Jegliches Zeitgefühl habe ich mittlerweile verloren und ständig muss ich nach dem Wochentag oder nach der Uhrzeit fragen… heute ist Freitag, der Tag, an dem mir genau vor einer Woche richtig bewusst wurde, es war kein Alptraum, es war, es ist die Realität!

Die Nacht, in der ich nicht Zuhause schlafen konnte, meine Katzen alleine im Haus waren und mein Hund nicht verstand, warum wir nicht zusammen sein konnten. Die Nacht, wo ich mir viele Fragen stellte. Wie werden die Kinder dieses Ereignis verarbeiten? Was kommt auf uns zu? Wie reagieren meine Tiere auf diese Katastrophe? Wie sollen wir das alleine schaffen? Wie sieht unsere Zukunft aus?

Auch eine Woche später beschäftigten mich all diese Fragen, natürlich nachts, wenn ich im Bett liege und die eigentlich lang ersehnte Ruhe nach anstrengenden Tagen brauche. Aber da spielt mein Kopf nicht mit…

Die Hilfsbereitschaft, die wir alle in den letzten Tagen erfahren und erleben durften, macht mich sprachlos und zutiefst dankbar. Der Zusammenhalt untereinander ist stärker als jemals zuvor. Familie, Freunde, Bekannte und mir bis dato fremde Menschen geben mir Halt und zeigen mir, dass ich nicht alleine bin, dass sie da sind für uns! Das gibt mir soviel Kraft und Mut und Zuversicht und ich weiß, mit dieser positiven Energie ist einfach alles möglich!

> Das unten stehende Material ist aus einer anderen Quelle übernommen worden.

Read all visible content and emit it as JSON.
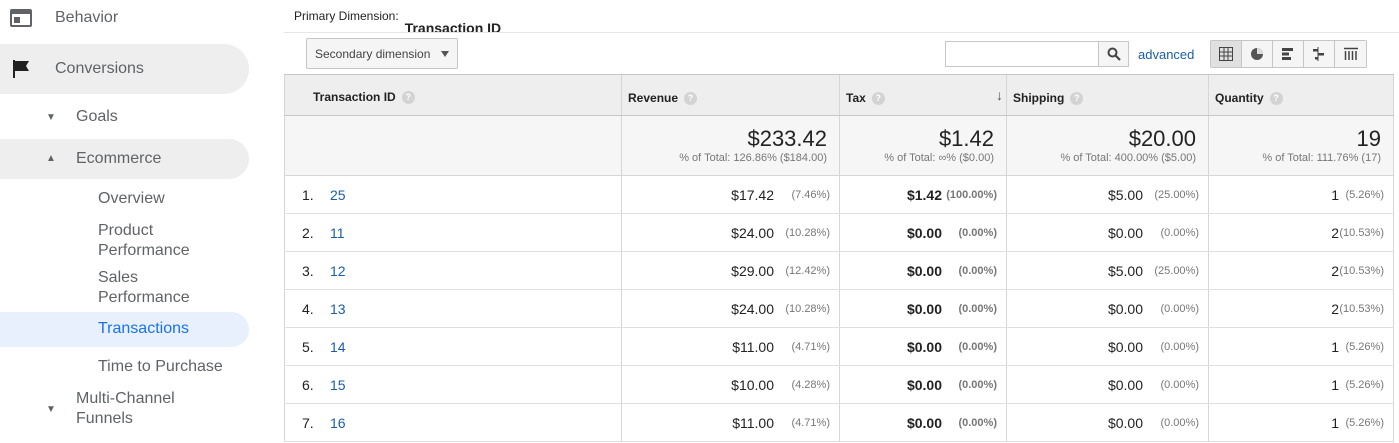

Gedanken schweifen jede Nacht, besonders an die Nacht, als das Wasser kam. Nach dem ersten Schock und stundenlangem Sandsäcke schleppen, dachte ich, es sei geschafft. Das Wasser ging zurück. Hundemüde nachts um eins ins Bett…

Ich habe keine Sirenen oder gar Durchsagen mitbekommen, aber den Telefonterror morgens ab 04.40 Uhr und dachte noch im Halbschlaf, mein Gott, lass mich bitte einfach nur weiterschlafen! Und hoffentlich werden die Kids davon nicht wach, die zu diesem Zeitpunkt unten im Wohnzimmer auf der ausziehbaren Couch lagen. Unser Freund war hartnäckig und rief immer weiter an, so dass ich um 4.42 Uhr nun endlich ans Handy ging.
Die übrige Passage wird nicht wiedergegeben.